Эта его улыбка вдруг растопила неловкость и напомнила о вчерашнем дне, таком светлом и радостном. Вечер, устроенный в честь эдельвийского посольства, вдруг стал продолжением вчерашнего дня, легким и приносящим радость. Единственное, что омрачило его, это заявление Тиберия, что все дела завершены, и они уезжают уже завтра. Это было как удар — Кассий рассчитывал еще на пару дней, как минимум.
Танцуя со Стасией, он увлек ее на открытый балкон, в освещенную световыми кристаллами темноту весенней ночи дворцового парка.
— Мы уезжаем завтра, — выдохнул он в совершеннейшем расстройстве.
— Мне жаль… — девушка тоже выглядела расстроенной, — я так и не закончила ваш портрет. Сделала только зарисовки.
— Я бы хотел, чтоб вы с братом приехали в Эдельвию.
— Не могу обещать, но я бы хотела увидеть вас снова, — голос Стасии был грустным, и у Кассия перехватило дыхание от эмоций — ей тоже жаль, что он уезжает!
— Я приеду, — пообещал он с горячностью, — обязательно приеду. И очень скоро, — он не стал сдерживать порыв, взял узкую ладонь девушки в свои руки и прижал ее к губам. — Простите. И до встречи.
Он развернулся и вошел в зал, присоединившись к покидающей дворец делегации, бросив на девушку прощальный взгляд сквозь открытую дверь. Она так же стояла в проеме балкона и прижимала к груди руку, которую он поцеловал.

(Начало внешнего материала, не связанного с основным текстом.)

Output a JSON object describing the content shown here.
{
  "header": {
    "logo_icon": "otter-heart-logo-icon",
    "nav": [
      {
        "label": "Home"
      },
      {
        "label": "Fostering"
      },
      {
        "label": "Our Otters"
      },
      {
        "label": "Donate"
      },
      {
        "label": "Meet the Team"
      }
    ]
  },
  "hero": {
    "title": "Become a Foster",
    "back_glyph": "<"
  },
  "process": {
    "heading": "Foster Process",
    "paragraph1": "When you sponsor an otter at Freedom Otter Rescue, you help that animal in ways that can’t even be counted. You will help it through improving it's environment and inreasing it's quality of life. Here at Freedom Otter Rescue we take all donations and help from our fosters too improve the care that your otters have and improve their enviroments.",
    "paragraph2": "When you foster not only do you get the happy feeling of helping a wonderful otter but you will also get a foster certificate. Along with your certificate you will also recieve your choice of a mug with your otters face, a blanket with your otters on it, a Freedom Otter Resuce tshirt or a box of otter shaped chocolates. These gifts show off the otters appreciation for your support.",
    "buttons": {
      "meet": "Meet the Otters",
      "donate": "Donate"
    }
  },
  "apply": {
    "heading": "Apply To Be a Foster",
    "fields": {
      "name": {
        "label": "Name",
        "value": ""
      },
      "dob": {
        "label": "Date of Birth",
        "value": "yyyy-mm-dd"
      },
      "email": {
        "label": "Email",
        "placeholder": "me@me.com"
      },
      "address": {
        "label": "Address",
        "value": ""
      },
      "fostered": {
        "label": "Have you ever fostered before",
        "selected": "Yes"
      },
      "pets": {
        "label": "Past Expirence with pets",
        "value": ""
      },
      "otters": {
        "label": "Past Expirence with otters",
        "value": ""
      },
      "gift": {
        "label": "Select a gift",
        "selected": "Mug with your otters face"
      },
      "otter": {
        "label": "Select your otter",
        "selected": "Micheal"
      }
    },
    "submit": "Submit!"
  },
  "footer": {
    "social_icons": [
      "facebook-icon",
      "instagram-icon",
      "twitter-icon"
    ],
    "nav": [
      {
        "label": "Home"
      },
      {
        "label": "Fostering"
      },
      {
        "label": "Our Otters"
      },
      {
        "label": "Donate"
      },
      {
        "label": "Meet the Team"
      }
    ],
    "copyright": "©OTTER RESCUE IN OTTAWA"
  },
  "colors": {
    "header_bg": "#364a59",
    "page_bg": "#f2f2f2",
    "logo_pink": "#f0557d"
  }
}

Полмесяца пути до Вейста он был сам не свой. Дядюшка любил путешествовать с комфортом и никуда не торопился, а потому Касс весь извелся в душной карете — верхом бы он добрался за неделю. Первые несколько дней он пребывал в грезах и воспоминаниях, приводя Тиберия в отчаяние своей задумчивостью и неразговорчивостью — брату отца было скучно, и он хотел беседы хоть с племянником, за неимением другой достойной компании — Видий покинул их почти сразу, уехав, как всегда по каким-то своим чародейским делам. А Кассий вспоминал принцессу с шоколадными кудрями и тосковал по ее обществу, хотел видеть ее снова. Потом его деятельная натура не выдержала, он должен был что-то придумать, и он придумал. Они же были равны, хоть он и незаконный сын, но все-таки эдельвийский принц, да еще и чародей. Они могли послужить объединению своих стран, пусть не сейчас, а когда-нибудь в будущем. Отец же был помолвлен с коэнрийской принцессой Розалией, пока она не пропала, так почему же Кассию не связать так же Руазий с Эдельвией. Он обязательно убедит отца в том, что это выгодный союз, и королева Жардиния (он знал, что политику соседей вершит не король, а именно она), не должна быть против. Приняв такое решение, он перестал терзать себя воспоминаниями, но зато стало совсем невыносимо ехать так медленно. Он мысленно торопил время и лошадей, сотню раз обдумав уже разговор с отцом. Он обязательно его убедит!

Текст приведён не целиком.